(January 26, 2015 at 6:38 pm)Lek Wrote:(January 26, 2015 at 6:12 pm)Fidel_Castronaut Wrote: A dedicated team of individuals that may include a combination of social workers, medical practitioners including consultants from oncology and pediatrics, other family members and so on.
When parents absolve themselves of caring for their children (children in the care system) then the state and/or foster parents become the de facto guardians until a child is found adoptive parents or is kicked out of the care system at 18 (or whatever age is relevant).
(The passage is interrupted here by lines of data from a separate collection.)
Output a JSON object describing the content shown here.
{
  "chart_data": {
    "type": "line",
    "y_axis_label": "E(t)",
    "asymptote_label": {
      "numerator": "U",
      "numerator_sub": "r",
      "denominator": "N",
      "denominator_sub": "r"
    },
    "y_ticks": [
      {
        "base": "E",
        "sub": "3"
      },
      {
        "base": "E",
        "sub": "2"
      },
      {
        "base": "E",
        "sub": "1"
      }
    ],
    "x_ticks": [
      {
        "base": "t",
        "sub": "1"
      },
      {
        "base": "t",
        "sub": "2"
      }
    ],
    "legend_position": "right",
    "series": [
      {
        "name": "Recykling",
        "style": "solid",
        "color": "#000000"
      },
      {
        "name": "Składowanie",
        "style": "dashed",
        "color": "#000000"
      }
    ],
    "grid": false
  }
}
I think, Lek, you see the world in black and white terms where things are either 'good' or they're not. That's not reality, not anywhere, not even for you. You can make yourself think 'parents knows best', but the sheer number of children in the care system for example evidences this is to be a demonstrable delusion.
Where, then, does this leave us with the topic forwarded by the OP? It leaves us with the consideration that, when given a choice between embarking on a course of action that has a 75%~ chance of something happening and another course of action where the guaranteed result is death, a parent who chooses the later is in breach of the notion that 'a parent always knows best'.
I understand how the system works. One reason that I don't understand the fuss in this case is that she died of a stroke, not leukemia. What does that have to do with her not continuing chemo? Was the stroke caused by the state of her weakened body or did this 11 year old happen to have another unrelated condition that caused the stroke? From what I understand, chemotherapy can definitely cause a stroke.
You don't know that. Indeed you cant know that unless you're privvy to her medical files at the time of death and the resulting autopsy (presuming there was one - I doubt it considering the aversion to medicine).
As Jacob highlights above, leukaemia is a disease of the blood. A stroke is a lack of blood reaching a given area of the brain.
Now none of us know for sure, but it seems pretty disingenuous to dismiss any credible link between having a blood disease and an event caused by having an issue with your circulatory system, no?